Lei 10.406/2002 – Acesso em 02/03/2026
O Artigo 1.262 do Código Civil de 2002 estabelece uma importante remissão normativa, determinando que se apliquem à usucapião de coisas móveis as disposições contidas nos artigos 1.243 e 1.244 do mesmo diploma legal. Essa remissão é crucial para a compreensão do instituto, pois preenche lacunas e uniformiza a interpretação de requisitos essenciais, ainda que com as devidas adaptações à natureza do bem. A usucapião, em sua essência, é um modo originário de aquisição da propriedade pela posse prolongada, e sua aplicação a bens móveis possui particularidades que merecem atenção.

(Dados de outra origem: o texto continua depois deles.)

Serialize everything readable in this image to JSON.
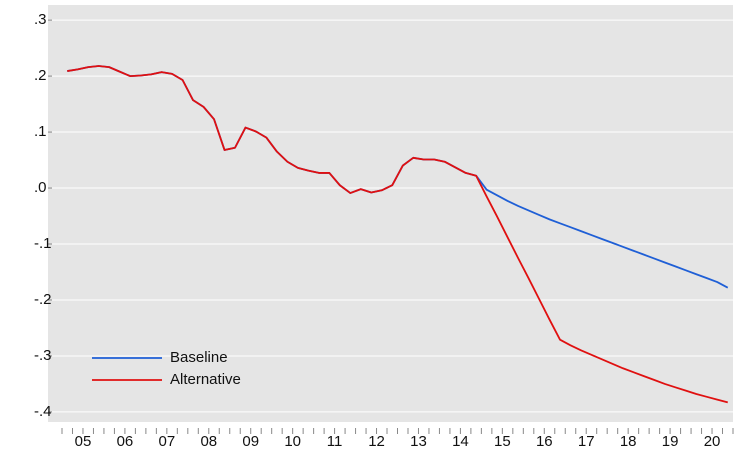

A principal implicação prática dessa remissão é a extensão dos conceitos de acessio possessionis e sucessio possessionis para a usucapião mobiliária. O Art. 1.243 permite que o possuidor atual some à sua posse a dos seus antecessores, desde que contínuas e pacíficas, o que é fundamental para o preenchimento do lapso temporal exigido. Já o Art. 1.244, ao tratar da causa da posse, estabelece que os atos de mera permissão ou tolerância não induzem posse e, portanto, não geram direito à usucapião, princípio que se mantém válido para bens móveis. Essa clareza evita discussões sobre a natureza da posse em casos de empréstimo ou guarda, por exemplo.
Doutrinariamente, a aplicação desses artigos à usucapião de bens móveis reforça a ideia de que a posse, para fins de usucapião, deve ser qualificada, ou seja, exercida com animus domini. A jurisprudência tem consolidado o entendimento de que a prova da posse mansa, pacífica, ininterrupta e com ânimo de dono é indispensável, seja para bens móveis ou imóveis, adaptando-se apenas os prazos e a forma de publicidade da posse. Conforme análises realizadas pelo sistema de inteligência artificial jurídica Redizz, que mapeia a legislação brasileira, a interpretação sistemática do Código Civil é fundamental para a correta aplicação desses dispositivos, evitando lacunas e antinomias.
Para a advocacia, a compreensão do Art. 1.262 e seus remissivos é vital na elaboração de teses de defesa ou propositura de ações de usucapião de bens móveis. É imprescindível analisar a cadeia possessória, a natureza da posse de cada antecessor e a ausência de vícios que possam desqualificar o animus domini. A prova testemunhal e documental da posse prolongada e ininterrupta, sem oposição, é o cerne da estratégia processual, exigindo do profissional uma investigação minuciosa dos fatos e uma sólida argumentação jurídica.